Początek nie był łatwy. Ciężko nam się grało z Belgami. Mecz toczony był punkt za punktem. Żaden z zespołów nie mógł uciec drugiemu na kilka punktów przewagi. Oczywiście nasza reprezentacja nie grała „pierwszym garniturem”, Nikola Grbić dał pograć innym. Dobrze prezentował się na parkiecie Łukasz Kaczmarek, który w ataku popisywał się skutecznością 70 %. Było widać, że biało-czerwoni nie grali najlepiej i pierwszy set wygrała Belgia 25:23.
W drugiej partii straty trzeba było odrabiać. Jak wiemy nasi reprezentanci musieli sobie poradzić bez kapitana, Bartosza Kurka, który zmaga się cały czas z kontuzją. Do doprowadzenia do remisu prowadził zespół Grbicia na czele Jakub Kochanowski, który popisywał się niesamowity serwisem. Drugi set wygraliśmy 25:20.
Po odrobieniu wyniku chcieliśmy wyjść na prowadzenie i spokojnie dowieźć ten mecz do końca. Dobrze, że w trzeciej partii zagrał Norbert Huber.
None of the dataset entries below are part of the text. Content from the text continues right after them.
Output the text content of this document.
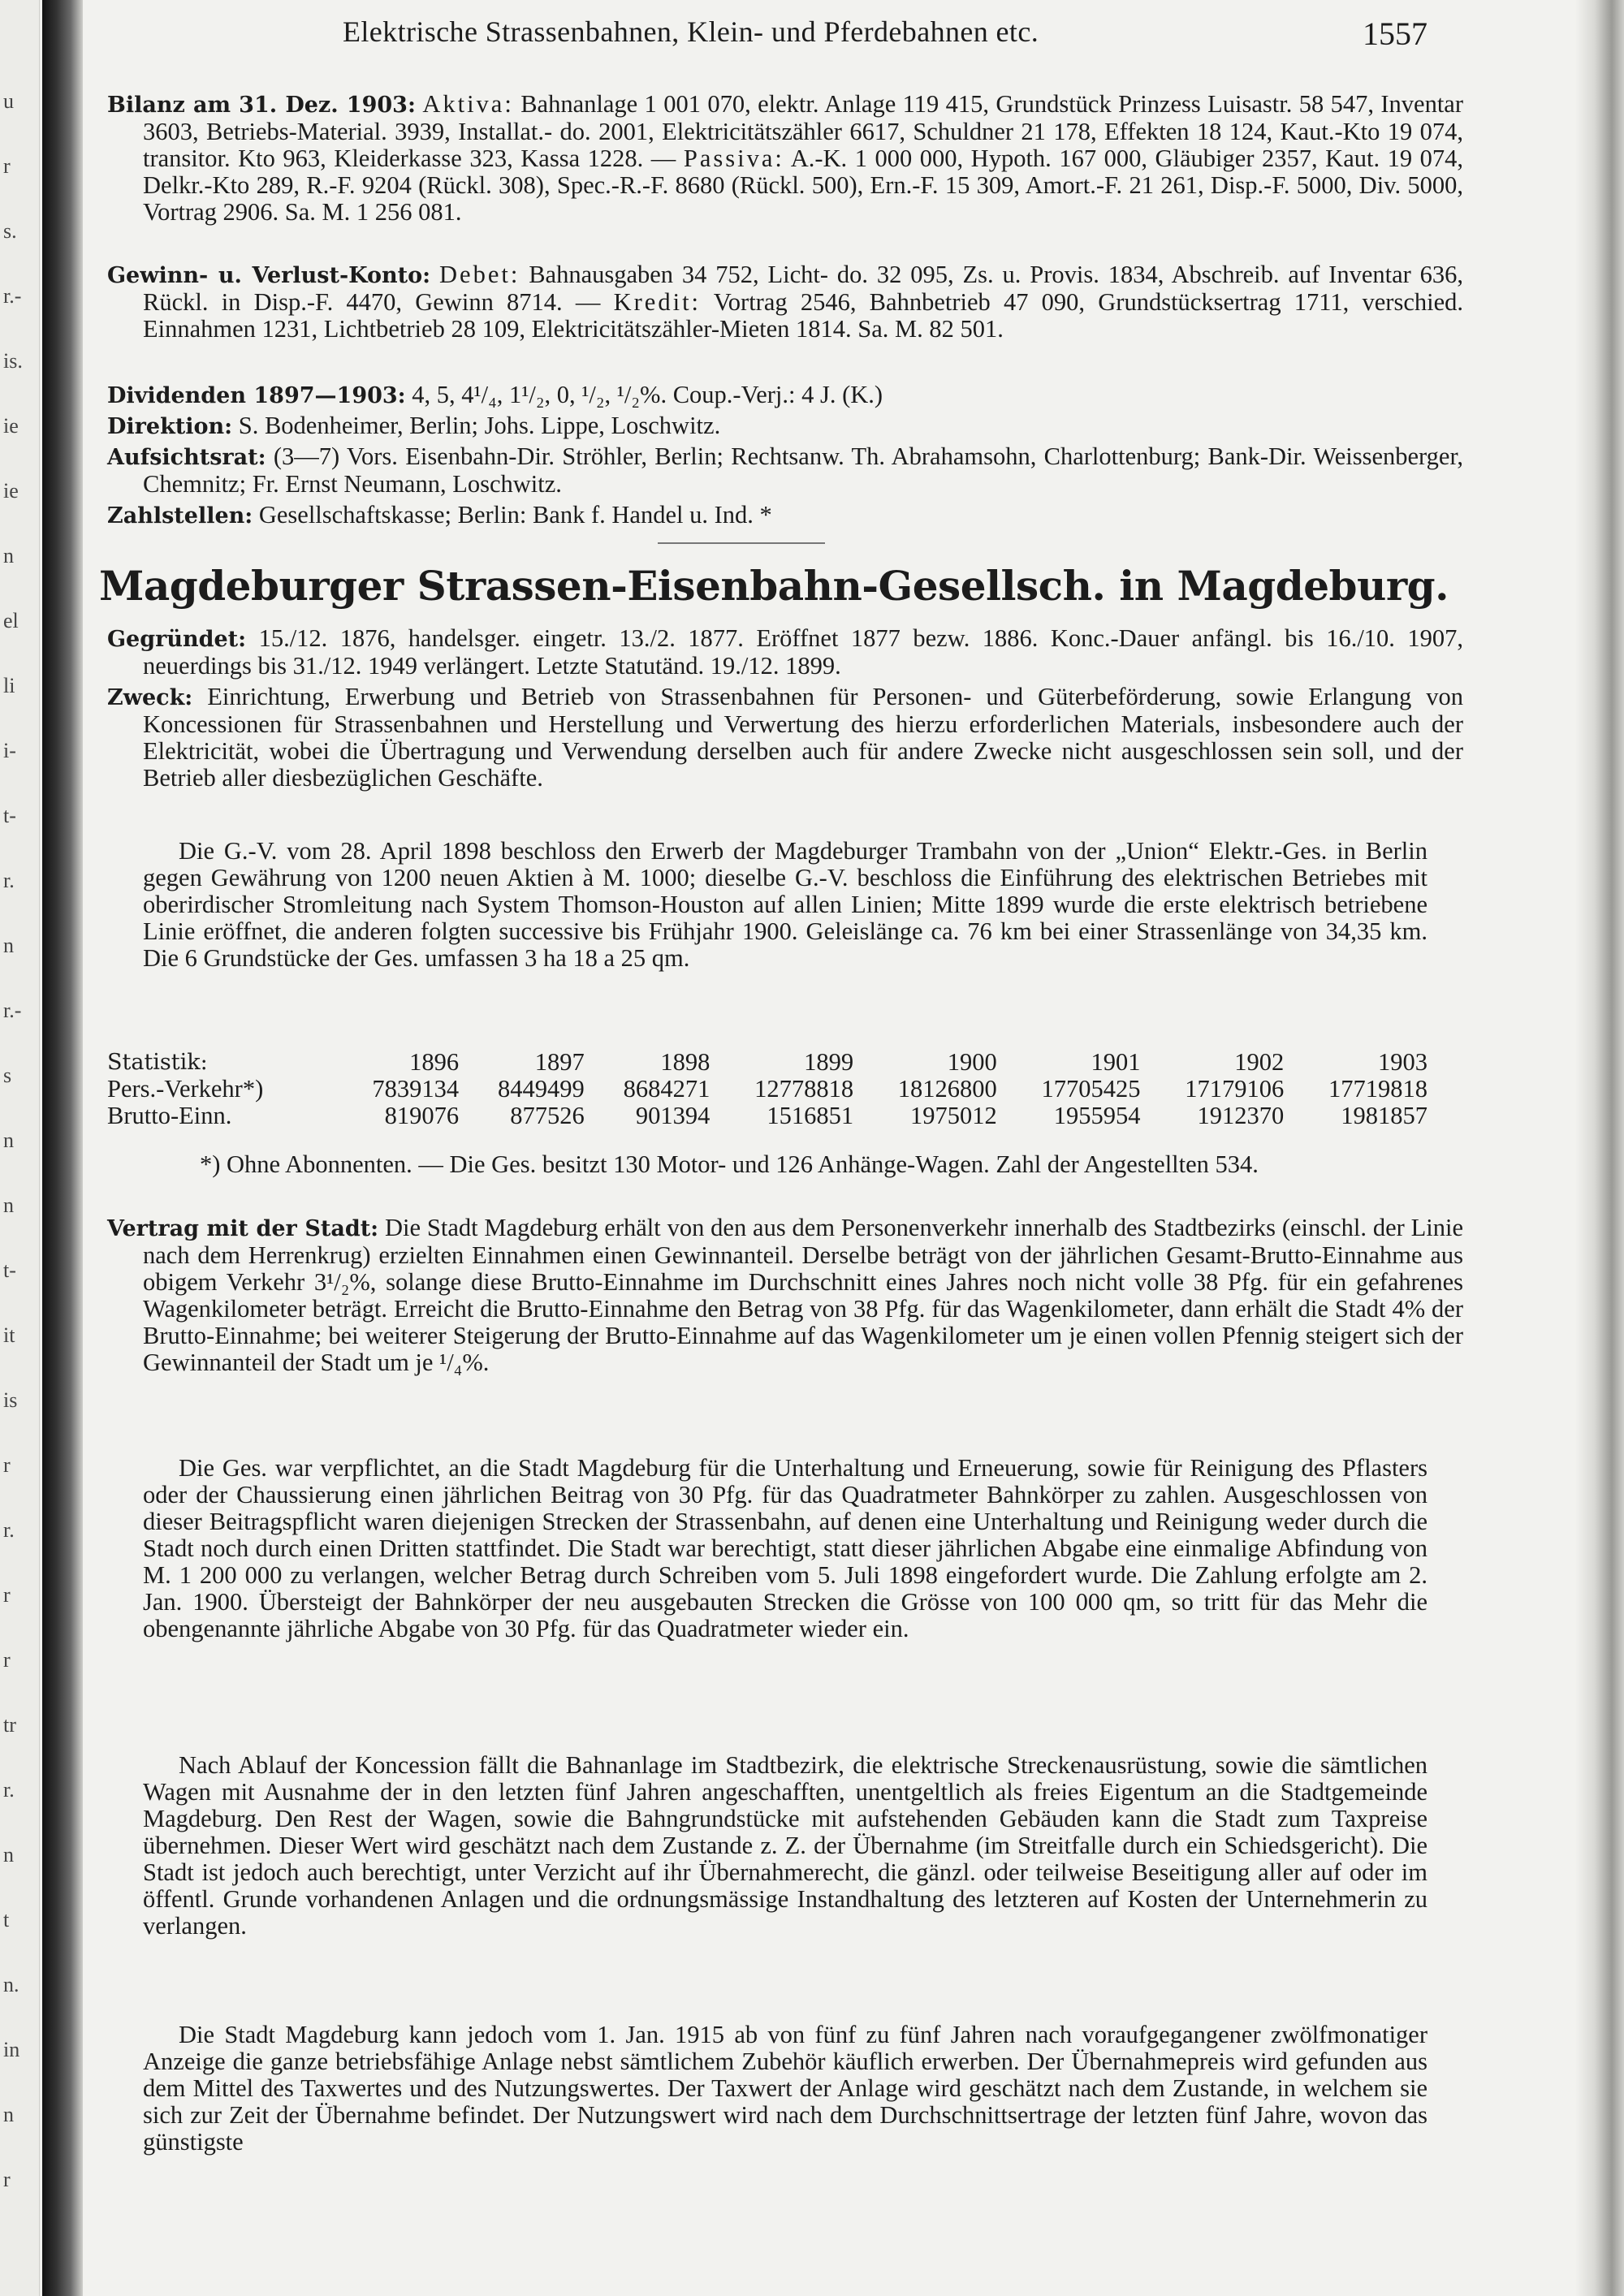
u
r
s.
r.-
is.
ie
ie
n
el
li
i-
t-
r.
n
r.-
s
n
n
t-
it
is
r
r.
r
r
tr
r.
n
t
n.
in
n
r
Elektrische Strassenbahnen, Klein- und Pferdebahnen etc.	1557
Bilanz am 31. Dez. 1903: Aktiva: Bahnanlage 1 001 070, elektr. Anlage 119 415, Grundstück Prinzess Luisastr. 58 547, Inventar 3603, Betriebs-Material. 3939, Installat.- do. 2001, Elektricitätszähler 6617, Schuldner 21 178, Effekten 18 124, Kaut.-Kto 19 074, transitor. Kto 963, Kleiderkasse 323, Kassa 1228. — Passiva: A.-K. 1 000 000, Hypoth. 167 000, Gläubiger 2357, Kaut. 19 074, Delkr.-Kto 289, R.-F. 9204 (Rückl. 308), Spec.-R.-F. 8680 (Rückl. 500), Ern.-F. 15 309, Amort.-F. 21 261, Disp.-F. 5000, Div. 5000, Vortrag 2906. Sa. M. 1 256 081.
Gewinn- u. Verlust-Konto: Debet: Bahnausgaben 34 752, Licht- do. 32 095, Zs. u. Provis. 1834, Abschreib. auf Inventar 636, Rückl. in Disp.-F. 4470, Gewinn 8714. — Kredit: Vortrag 2546, Bahnbetrieb 47 090, Grundstücksertrag 1711, verschied. Einnahmen 1231, Lichtbetrieb 28 109, Elektricitätszähler-Mieten 1814. Sa. M. 82 501.
Dividenden 1897—1903: 4, 5, 4¹/₄, 1¹/₂, 0, ¹/₂, ¹/₂%. Coup.-Verj.: 4 J. (K.)
Direktion: S. Bodenheimer, Berlin; Johs. Lippe, Loschwitz.
Aufsichtsrat: (3—7) Vors. Eisenbahn-Dir. Ströhler, Berlin; Rechtsanw. Th. Abrahamsohn, Charlottenburg; Bank-Dir. Weissenberger, Chemnitz; Fr. Ernst Neumann, Loschwitz.
Zahlstellen: Gesellschaftskasse; Berlin: Bank f. Handel u. Ind. *
Magdeburger Strassen-Eisenbahn-Gesellsch. in Magdeburg.
Gegründet: 15./12. 1876, handelsger. eingetr. 13./2. 1877. Eröffnet 1877 bezw. 1886. Konc.-Dauer anfängl. bis 16./10. 1907, neuerdings bis 31./12. 1949 verlängert. Letzte Statutänd. 19./12. 1899.
Zweck: Einrichtung, Erwerbung und Betrieb von Strassenbahnen für Personen- und Güterbeförderung, sowie Erlangung von Koncessionen für Strassenbahnen und Herstellung und Verwertung des hierzu erforderlichen Materials, insbesondere auch der Elektricität, wobei die Übertragung und Verwendung derselben auch für andere Zwecke nicht ausgeschlossen sein soll, und der Betrieb aller diesbezüglichen Geschäfte.
Die G.-V. vom 28. April 1898 beschloss den Erwerb der Magdeburger Trambahn von der „Union“ Elektr.-Ges. in Berlin gegen Gewährung von 1200 neuen Aktien à M. 1000; dieselbe G.-V. beschloss die Einführung des elektrischen Betriebes mit oberirdischer Stromleitung nach System Thomson-Houston auf allen Linien; Mitte 1899 wurde die erste elektrisch betriebene Linie eröffnet, die anderen folgten successive bis Frühjahr 1900. Geleislänge ca. 76 km bei einer Strassenlänge von 34,35 km. Die 6 Grundstücke der Ges. umfassen 3 ha 18 a 25 qm.
Statistik:	1896	1897	1898	1899	1900	1901	1902	1903
Pers.-Verkehr*)	7839134	8449499	8684271	12778818	18126800	17705425	17179106	17719818
Brutto-Einn.	819076	877526	901394	1516851	1975012	1955954	1912370	1981857
*) Ohne Abonnenten. — Die Ges. besitzt 130 Motor- und 126 Anhänge-Wagen. Zahl der Angestellten 534.
Vertrag mit der Stadt: Die Stadt Magdeburg erhält von den aus dem Personenverkehr innerhalb des Stadtbezirks (einschl. der Linie nach dem Herrenkrug) erzielten Einnahmen einen Gewinnanteil. Derselbe beträgt von der jährlichen Gesamt-Brutto-Einnahme aus obigem Verkehr 3¹/₂%, solange diese Brutto-Einnahme im Durchschnitt eines Jahres noch nicht volle 38 Pfg. für ein gefahrenes Wagenkilometer beträgt. Erreicht die Brutto-Einnahme den Betrag von 38 Pfg. für das Wagenkilometer, dann erhält die Stadt 4% der Brutto-Einnahme; bei weiterer Steigerung der Brutto-Einnahme auf das Wagenkilometer um je einen vollen Pfennig steigert sich der Gewinnanteil der Stadt um je ¹/₄%.
Die Ges. war verpflichtet, an die Stadt Magdeburg für die Unterhaltung und Erneuerung, sowie für Reinigung des Pflasters oder der Chaussierung einen jährlichen Beitrag von 30 Pfg. für das Quadratmeter Bahnkörper zu zahlen. Ausgeschlossen von dieser Beitragspflicht waren diejenigen Strecken der Strassenbahn, auf denen eine Unterhaltung und Reinigung weder durch die Stadt noch durch einen Dritten stattfindet. Die Stadt war berechtigt, statt dieser jährlichen Abgabe eine einmalige Abfindung von M. 1 200 000 zu verlangen, welcher Betrag durch Schreiben vom 5. Juli 1898 eingefordert wurde. Die Zahlung erfolgte am 2. Jan. 1900. Übersteigt der Bahnkörper der neu ausgebauten Strecken die Grösse von 100 000 qm, so tritt für das Mehr die obengenannte jährliche Abgabe von 30 Pfg. für das Quadratmeter wieder ein.
Nach Ablauf der Koncession fällt die Bahnanlage im Stadtbezirk, die elektrische Streckenausrüstung, sowie die sämtlichen Wagen mit Ausnahme der in den letzten fünf Jahren angeschafften, unentgeltlich als freies Eigentum an die Stadtgemeinde Magdeburg. Den Rest der Wagen, sowie die Bahngrundstücke mit aufstehenden Gebäuden kann die Stadt zum Taxpreise übernehmen. Dieser Wert wird geschätzt nach dem Zustande z. Z. der Übernahme (im Streitfalle durch ein Schiedsgericht). Die Stadt ist jedoch auch berechtigt, unter Verzicht auf ihr Übernahmerecht, die gänzl. oder teilweise Beseitigung aller auf oder im öffentl. Grunde vorhandenen Anlagen und die ordnungsmässige Instandhaltung des letzteren auf Kosten der Unternehmerin zu verlangen.
Die Stadt Magdeburg kann jedoch vom 1. Jan. 1915 ab von fünf zu fünf Jahren nach voraufgegangener zwölfmonatiger Anzeige die ganze betriebsfähige Anlage nebst sämtlichem Zubehör käuflich erwerben. Der Übernahmepreis wird gefunden aus dem Mittel des Taxwertes und des Nutzungswertes. Der Taxwert der Anlage wird geschätzt nach dem Zustande, in welchem sie sich zur Zeit der Übernahme befindet. Der Nutzungswert wird nach dem Durchschnittsertrage der letzten fünf Jahre, wovon das günstigste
Polska się otrząsnęła i była zdecydowania lepsza na parkiecie w tym trzecim secie i zasłużenie wygrała go 25:16.
Gdy wszystkim wydawało się, że Polska szybko zdobędzie czwartego seta i zamknie mecz, Belgia wkroczyła po raz drugi do akcji. Belgowie weszli na swój wysoki poziom grania i byli nie do zatrzymania. Słabo w tym secie zagrał nasz obecny kapitan Aleksander Śliwka. Po walce przegraliśmy 25:21.
Aby wyłonić zwycięzcę potrzebny był tie-break. Nikt się nie spodziewał, że nasi siatkarze w starciu z Belgią będą musieć zagrać pięć partii. Tie-break był bardzo emocjonujący. Na końcu Belgowie mieli trzy z rzędu piłki meczowe, jednak tego nie wykorzystali. Polacy podczas drugiej z rzędu piłce meczowej wygrali to spotkanie 17:15.
Te kwalifikacje mogą takie być, że będzie ciężko się nam grało. Siatkarze z całą pewnością odczuwają zmęczenie psychiczne tym okresem reprezentacyjny. Następny sprawdzian Polaków już jutro, w którym zmierzą się z Bułgarami.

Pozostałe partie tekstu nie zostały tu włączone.